Enabling JIT in a RAJA build¶
JIT support is enabled at configuration time:
cmake -DRAJA_ENABLE_JIT=On ...
Enabling RAJA_ENABLE_JIT requires an LLVM-based (Clang-family) compiler.
If you enable JIT and configure with a non-Clang compiler, configuration will
fail. See Build Configuration Options for the CMake options described here.
Proteus dependency¶
When RAJA_ENABLE_JIT=On, RAJA needs Proteus headers and build integration:
If you provide
-DPROTEUS_INSTALL_DIR=<prefix>, RAJA will usefind_package(proteus ...)using that prefix.Otherwise, RAJA will attempt to fetch Proteus via CMake
FetchContentat configure time.
LLVM installation requirement¶
Unless you provide a Proteus installation that is statically linked with LLVM,
Proteus support requires an LLVM 18, 19, or 20 installation that you must point
RAJA/Proteus at via LLVM_INSTALL_DIR:
cmake -DRAJA_ENABLE_JIT=On -DLLVM_INSTALL_DIR=/path/to/llvm-19 ...
An example of how to configure a JIT build of RAJA with HIP on LC machines is included
in scripts/toss4_amdclang_proteus.sh.
Marking a kernel for JIT¶
The user-facing interface shown in examples/forall-jit.cpp consists of:
RAJA_JIT_COMPILE: annotate a lambda or function so Proteus can identify it as a JIT compilation candidate.RAJA_JIT_VARIABLE: wrap runtime values that should be treated as constants for specialization.
For example, specializing loop bounds and a branch condition:
RAJA::forall<policy>(RAJA::RangeSegment(0, N), [=,
a = RAJA_JIT_VARIABLE(a),
b = RAJA_JIT_VARIABLE(b),
accum = RAJA_JIT_VARIABLE(accum)
] (int i) RAJA_JIT_COMPILE {
for (int row = 0; row < a; ++row){
for (int col = 0; col < b; ++col) {
if (!accum) {
C(i, row, col) = A(i, row, col) * B(i, col, row);
}
else {
C(i, row, col) += A(i, row, col) * B(i, col, row);
}
}
}
});
When JIT is disabled (RAJA_ENABLE_JIT=Off), RAJA_JIT_COMPILE expands to
nothing. Similarly, RAJA_JIT_VARIABLE expands to proteus::jit_variable when JIT
is enabled, but simply expands to its single argument with RAJA_ENABLE_JIT=Off.
proteus::enable() and proteus::disable() manually enable/disable Proteus within a
region of source code. Currently, with RAJA_ENABLE_JIT=On, all RAJA kernels
will be JIT compiled unless proteus::disable() is specified.
Building and running the example¶
The example examples/forall-jit.cpp is built from the RAJA source tree when:
ENABLE_EXAMPLES=OnRAJA_ENABLE_JIT=On
The example takes four command-line arguments:
./bin/forall-jit <a> <b> <N> <accum>
where a and b are matrix dimensions, N is the problem size, and
accum is the branch condition (0/1) that is specialized with JIT.

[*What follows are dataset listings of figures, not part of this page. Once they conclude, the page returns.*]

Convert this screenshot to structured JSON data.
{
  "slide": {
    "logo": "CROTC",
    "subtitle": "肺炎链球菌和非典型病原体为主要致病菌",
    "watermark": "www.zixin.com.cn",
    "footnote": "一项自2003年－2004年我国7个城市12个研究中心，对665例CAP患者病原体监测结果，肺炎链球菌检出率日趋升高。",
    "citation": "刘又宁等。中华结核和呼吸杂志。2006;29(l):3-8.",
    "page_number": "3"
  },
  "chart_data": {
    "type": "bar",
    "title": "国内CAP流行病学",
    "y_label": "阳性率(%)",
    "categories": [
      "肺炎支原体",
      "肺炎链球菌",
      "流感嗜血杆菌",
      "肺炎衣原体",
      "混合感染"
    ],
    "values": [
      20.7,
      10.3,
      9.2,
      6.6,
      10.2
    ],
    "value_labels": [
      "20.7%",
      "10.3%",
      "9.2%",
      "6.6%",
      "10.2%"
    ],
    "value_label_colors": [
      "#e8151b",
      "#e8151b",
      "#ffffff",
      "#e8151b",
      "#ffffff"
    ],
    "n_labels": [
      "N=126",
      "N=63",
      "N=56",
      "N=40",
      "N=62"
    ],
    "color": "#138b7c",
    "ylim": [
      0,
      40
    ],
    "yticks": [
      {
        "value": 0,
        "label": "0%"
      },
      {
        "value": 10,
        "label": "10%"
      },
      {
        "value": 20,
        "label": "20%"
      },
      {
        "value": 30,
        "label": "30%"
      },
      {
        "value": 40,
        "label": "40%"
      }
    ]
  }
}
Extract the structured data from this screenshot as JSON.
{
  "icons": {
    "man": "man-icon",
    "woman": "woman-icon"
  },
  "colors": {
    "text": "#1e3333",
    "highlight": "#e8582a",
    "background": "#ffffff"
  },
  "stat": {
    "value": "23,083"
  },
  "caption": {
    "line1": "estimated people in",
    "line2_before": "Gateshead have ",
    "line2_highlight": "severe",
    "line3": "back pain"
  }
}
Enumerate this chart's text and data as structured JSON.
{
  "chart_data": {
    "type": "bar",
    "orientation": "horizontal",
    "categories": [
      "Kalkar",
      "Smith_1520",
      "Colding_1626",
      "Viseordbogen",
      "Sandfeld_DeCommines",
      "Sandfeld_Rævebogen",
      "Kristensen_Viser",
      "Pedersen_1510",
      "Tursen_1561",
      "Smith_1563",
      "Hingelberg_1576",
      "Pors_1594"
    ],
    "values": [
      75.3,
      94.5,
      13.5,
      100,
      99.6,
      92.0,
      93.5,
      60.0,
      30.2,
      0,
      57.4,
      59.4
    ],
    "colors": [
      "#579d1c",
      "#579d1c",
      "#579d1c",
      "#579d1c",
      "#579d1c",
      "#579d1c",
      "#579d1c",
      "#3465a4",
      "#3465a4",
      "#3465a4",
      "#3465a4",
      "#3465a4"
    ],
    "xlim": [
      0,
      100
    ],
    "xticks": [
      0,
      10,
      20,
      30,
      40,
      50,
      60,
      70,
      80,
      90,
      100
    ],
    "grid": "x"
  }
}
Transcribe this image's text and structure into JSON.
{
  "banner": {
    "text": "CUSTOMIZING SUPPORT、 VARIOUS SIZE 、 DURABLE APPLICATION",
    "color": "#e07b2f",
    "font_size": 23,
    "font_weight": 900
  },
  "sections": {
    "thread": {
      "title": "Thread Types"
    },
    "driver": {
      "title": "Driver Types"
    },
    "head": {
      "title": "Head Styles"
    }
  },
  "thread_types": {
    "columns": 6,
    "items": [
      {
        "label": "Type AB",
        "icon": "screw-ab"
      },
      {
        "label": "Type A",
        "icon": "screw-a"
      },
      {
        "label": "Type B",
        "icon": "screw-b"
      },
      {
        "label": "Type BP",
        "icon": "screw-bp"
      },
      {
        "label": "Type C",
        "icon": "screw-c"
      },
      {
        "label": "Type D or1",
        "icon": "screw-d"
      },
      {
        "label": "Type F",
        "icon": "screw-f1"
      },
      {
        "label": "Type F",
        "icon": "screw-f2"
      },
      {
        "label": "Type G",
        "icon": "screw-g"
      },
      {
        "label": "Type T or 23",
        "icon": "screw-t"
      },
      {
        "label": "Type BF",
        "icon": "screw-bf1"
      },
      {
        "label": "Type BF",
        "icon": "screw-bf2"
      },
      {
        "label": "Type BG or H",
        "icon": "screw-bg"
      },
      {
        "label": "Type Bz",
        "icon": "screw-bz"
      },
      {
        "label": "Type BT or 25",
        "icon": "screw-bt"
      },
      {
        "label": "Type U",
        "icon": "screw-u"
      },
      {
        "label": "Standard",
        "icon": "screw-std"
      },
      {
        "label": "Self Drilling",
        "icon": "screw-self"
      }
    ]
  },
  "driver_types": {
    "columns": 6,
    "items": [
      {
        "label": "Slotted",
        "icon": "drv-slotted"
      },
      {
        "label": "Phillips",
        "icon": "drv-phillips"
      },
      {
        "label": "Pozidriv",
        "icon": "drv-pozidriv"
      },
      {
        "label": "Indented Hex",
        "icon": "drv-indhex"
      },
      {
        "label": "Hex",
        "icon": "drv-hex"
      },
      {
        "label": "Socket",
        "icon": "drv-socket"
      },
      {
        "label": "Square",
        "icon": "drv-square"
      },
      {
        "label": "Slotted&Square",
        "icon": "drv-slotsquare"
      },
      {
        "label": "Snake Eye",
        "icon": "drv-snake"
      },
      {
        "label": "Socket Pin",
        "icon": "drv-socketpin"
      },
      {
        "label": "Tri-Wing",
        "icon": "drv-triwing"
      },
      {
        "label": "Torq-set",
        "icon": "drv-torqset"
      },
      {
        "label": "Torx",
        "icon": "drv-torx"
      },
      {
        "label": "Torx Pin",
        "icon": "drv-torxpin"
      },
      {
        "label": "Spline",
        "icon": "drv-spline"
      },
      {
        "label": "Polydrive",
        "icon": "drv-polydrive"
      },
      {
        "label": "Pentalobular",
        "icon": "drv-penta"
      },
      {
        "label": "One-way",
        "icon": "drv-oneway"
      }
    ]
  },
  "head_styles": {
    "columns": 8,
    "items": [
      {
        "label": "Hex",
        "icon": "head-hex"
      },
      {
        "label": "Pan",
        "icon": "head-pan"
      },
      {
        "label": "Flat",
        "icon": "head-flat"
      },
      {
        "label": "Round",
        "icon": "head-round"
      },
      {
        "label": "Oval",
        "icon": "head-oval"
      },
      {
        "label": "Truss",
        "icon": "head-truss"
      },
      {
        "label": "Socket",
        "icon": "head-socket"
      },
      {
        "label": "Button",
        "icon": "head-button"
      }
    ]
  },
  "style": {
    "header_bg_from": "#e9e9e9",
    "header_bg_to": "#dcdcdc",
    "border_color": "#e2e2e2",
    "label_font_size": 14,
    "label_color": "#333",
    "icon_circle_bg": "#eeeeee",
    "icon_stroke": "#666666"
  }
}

The example performs N-many matrix multiplications (1 per thread). Each multiplication
is [a x b] [b x a]. The result is either set or added into the output, depending
on the boolean flag the user provides. By forcing each thread to perform serialized
arithmetic with a simple branch condition, we show how JIT compilation can improve both
serial loop scheduling (per-thread) and branch elimination.
Specializing argument indices (advanced)¶
RAJA also provides RAJA_JIT_COMPILE_ARGS(...) to annotate functions and
specify which 1-indexed arguments should be treated as specialization inputs:
__global__ RAJA_JIT_COMPILE_ARGS(3) void my_kernel(int x, int y, int z) { ... }
This is used internally by RAJA’s GPU back-ends; most users only need
RAJA_JIT_COMPILE on their lambdas and proteus::jit_variable for values
captured into the lambda.